Review first published by GrolschFilmWorks, where there is also an interview with director Kamiyama Kenji.
Kamiyama Kenji’s 009 Re:Cyborg opens with beautiful/horrific images of Shanghai skyscrapers violently toppling, accompanied by a voice-over speaking in biblical terms about humanity’s moral Fall and subsequent trials sent by ‘Him’. Watching the disaster unfold on the television news, young student Joe Shimamura comments, “They must have been planning this for a long time. They beat me to it.” Alienated and confused, Joe is about to carry out his own act of explosive terrorism in Tokyo, when he is reactivated – and his memory restored – by the team of cyborg agents he led decades ago. Now reunited with them to fight a spate of apparently random acts of global terror, Joe (aka 009) must also face his own demons, while finding his place in a world that has profoundly changed.
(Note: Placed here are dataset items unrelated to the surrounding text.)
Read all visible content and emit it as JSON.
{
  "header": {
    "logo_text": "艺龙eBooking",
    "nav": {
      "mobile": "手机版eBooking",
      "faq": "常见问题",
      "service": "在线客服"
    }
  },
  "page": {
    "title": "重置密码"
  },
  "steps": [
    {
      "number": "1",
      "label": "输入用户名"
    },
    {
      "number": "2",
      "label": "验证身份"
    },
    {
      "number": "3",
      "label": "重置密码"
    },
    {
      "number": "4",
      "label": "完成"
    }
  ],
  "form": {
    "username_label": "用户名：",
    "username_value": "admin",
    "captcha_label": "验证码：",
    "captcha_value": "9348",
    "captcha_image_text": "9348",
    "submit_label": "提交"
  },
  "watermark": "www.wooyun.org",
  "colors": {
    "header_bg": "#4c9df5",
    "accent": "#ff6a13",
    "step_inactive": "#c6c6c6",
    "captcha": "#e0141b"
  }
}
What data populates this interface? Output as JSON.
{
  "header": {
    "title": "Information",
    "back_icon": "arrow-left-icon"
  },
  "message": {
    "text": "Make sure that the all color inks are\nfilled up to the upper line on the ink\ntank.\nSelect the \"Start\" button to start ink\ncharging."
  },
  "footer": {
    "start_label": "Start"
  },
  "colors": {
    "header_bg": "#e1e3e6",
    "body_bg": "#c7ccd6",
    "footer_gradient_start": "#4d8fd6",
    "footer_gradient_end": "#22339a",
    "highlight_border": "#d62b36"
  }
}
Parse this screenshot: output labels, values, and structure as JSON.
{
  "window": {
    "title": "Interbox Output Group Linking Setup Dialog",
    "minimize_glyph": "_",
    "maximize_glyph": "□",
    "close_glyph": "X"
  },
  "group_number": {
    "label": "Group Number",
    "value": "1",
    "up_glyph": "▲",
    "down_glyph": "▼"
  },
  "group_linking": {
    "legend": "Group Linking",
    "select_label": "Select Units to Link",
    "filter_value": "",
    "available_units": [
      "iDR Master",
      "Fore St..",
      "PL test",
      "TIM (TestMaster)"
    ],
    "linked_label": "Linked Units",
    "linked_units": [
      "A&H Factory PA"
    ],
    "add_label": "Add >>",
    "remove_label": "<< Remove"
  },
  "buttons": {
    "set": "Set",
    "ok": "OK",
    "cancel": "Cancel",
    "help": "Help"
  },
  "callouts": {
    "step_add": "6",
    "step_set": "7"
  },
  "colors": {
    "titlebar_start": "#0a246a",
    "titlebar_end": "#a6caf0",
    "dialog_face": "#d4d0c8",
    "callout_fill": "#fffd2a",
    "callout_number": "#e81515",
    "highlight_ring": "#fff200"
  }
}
First conceived by Ishinomori Shotaro in 1964, Cyborg 009 was a Cold War manga series that ran in multiple publications, as well as being turned into various live-action movies, television anime series, radio plays and video games over the decades. It is, as they say, ‘big in Japan’, where its superpowered cyborg characters and their conflicted exploits (turning against the evil organisation that creates them) have become iconic. Kamiyama reenlists this myth in an expressly post-9/11 context, seeing if their old values of justice can still hold in the new world order.
That said, much as Oshii Mamoru’s Ghost in the Shell (1995) and its sequel Innocence (2004) delivered their dystopian cyberpunk with a hefty dose of Cartesian philosophy, Kamiyama (who directed the Ghost in the Shell TV spin-off series Stand Alone Complex) hard-wires his team superheroics with some thoroughgoing theology. So for those anime fans who just want aerial escapades and pitched cyberzombie battles, the film’s lengthy discussions about different conceptions of divinity, the religious theories of Mircea Eliade and Sigmund Freud, and the Problem of Evil, not to mention a wtf-inducing coda and final, post-credits image, might come as a real surprise, or even an irritating distraction. Yet in a story prominently featuring fallen angels, divine (or demonic) voices and a credulity-stretching deus ex machina, all this theological material comes too foregrounded to be mere subtext, and is used to present 009’s struggles as both an internal and external conflict of good and evil, in a postmodern world where the difference between self-sacrificing saviour and suicide bomber is not always so clearly demarcated.
The blending of 3DCG characters (stylised to resemble CEL animation) and traditionally drawn backgrounds offers a spectacular hybrid playground in which half-human robots can work through the shifting allegiances and crises of faith that have marked the new millennium. It is dazzling to the eye, but also challenging to the brain. Faced near the film’s end with a character’s bewilderment as to what has happened, Joe’s girlfriend Françoise Arnoul (003) responds: “Good question – it’s a mystery.” 009 Re:Cyborg raises all manner of thorny questions – but you will have to answer them according to the dictates of your own inner voice.